Microsoft’s decision to expand its presence in London was greeted as a vote of confidence in the UK tech scene by Russ Shaw, founder of Tech London Advocates. “AI is already helping people to work more efficiently and creatively, and it’s vital for the UK’s status as a world-leading tech ecosystem that it remains at the forefront of research and innovation into the technology,” he said in a statement.
Software giant viewed with sceptical eye by CMA
The announcement also comes amid heightened regulatory scrutiny of Microsoft by the UK’s Competition and Markets Authority (CMA.) The software giant has repeatedly come under the watchful eye of the antitrust watchdog since 2023, with the agency temporarily blocking Microsoft’s proposed takeover of Activision toward the end of that year.
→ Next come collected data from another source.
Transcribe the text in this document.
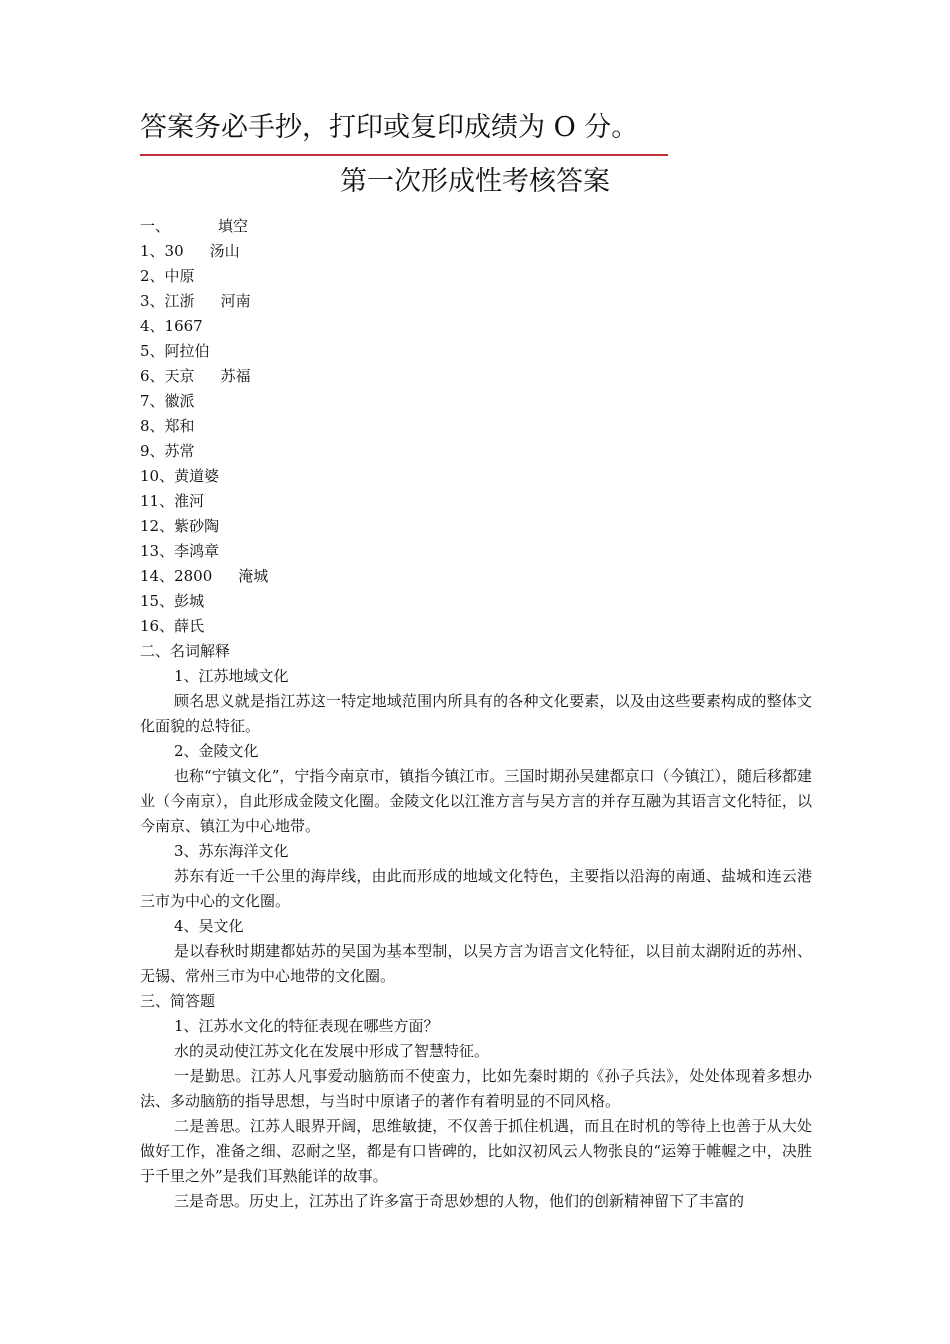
答案务必手抄，打印或复印成绩为 O 分。
第一次形成性考核答案
一、	填空
1、30 汤山
2、中原
3、江浙 河南
4、1667
5、阿拉伯
6、天京 苏福
7、徽派
8、郑和
9、苏常
10、黄道婆
11、淮河
12、紫砂陶
13、李鸿章
14、2800 淹城
15、彭城
16、薛氏
二、名词解释
1、江苏地域文化
顾名思义就是指江苏这一特定地域范围内所具有的各种文化要素，以及由这些要素构成的整体文化面貌的总特征。
2、金陵文化
也称“宁镇文化”，宁指今南京市，镇指今镇江市。三国时期孙吴建都京口（今镇江），随后移都建业（今南京），自此形成金陵文化圈。金陵文化以江淮方言与吴方言的并存互融为其语言文化特征，以今南京、镇江为中心地带。
3、苏东海洋文化
苏东有近一千公里的海岸线，由此而形成的地域文化特色，主要指以沿海的南通、盐城和连云港三市为中心的文化圈。
4、吴文化
是以春秋时期建都姑苏的吴国为基本型制，以吴方言为语言文化特征，以目前太湖附近的苏州、无锡、常州三市为中心地带的文化圈。
三、简答题
1、江苏水文化的特征表现在哪些方面？
水的灵动使江苏文化在发展中形成了智慧特征。
一是勤思。江苏人凡事爱动脑筋而不使蛮力，比如先秦时期的《孙子兵法》，处处体现着多想办法、多动脑筋的指导思想，与当时中原诸子的著作有着明显的不同风格。
二是善思。江苏人眼界开阔，思维敏捷，不仅善于抓住机遇，而且在时机的等待上也善于从大处做好工作，准备之细、忍耐之坚，都是有口皆碑的，比如汉初风云人物张良的“运筹于帷幄之中，决胜于千里之外”是我们耳熟能详的故事。
三是奇思。历史上，江苏出了许多富于奇思妙想的人物，他们的创新精神留下了丰富的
In October, meanwhile, the CMA launched another investigation into alleged anticompetitive practices perpetrated by Microsoft in the UK’s cloud computing market, to be concluded in April 2025. This was followed by the announcement of an “Invitation to Comment” probe in December into Redmond’s close relationship with GPT-4 creator OpenAI.
“The partnership between Microsoft and OpenAI (including a multi-year, multi-billion dollar investment, collaboration in technology development and exclusive provision of cloud services by Microsoft to OpenAI) represents a close, multi-faced relationship between two firms with significant activities in [foundation models] and related markets,” said the CMA in December. Though the deadline for interested stakeholders to submit their views to the regulator expired in January 2024, the CMA has yet to issue an update on whether this probe will advance to a Phase 2 investigation.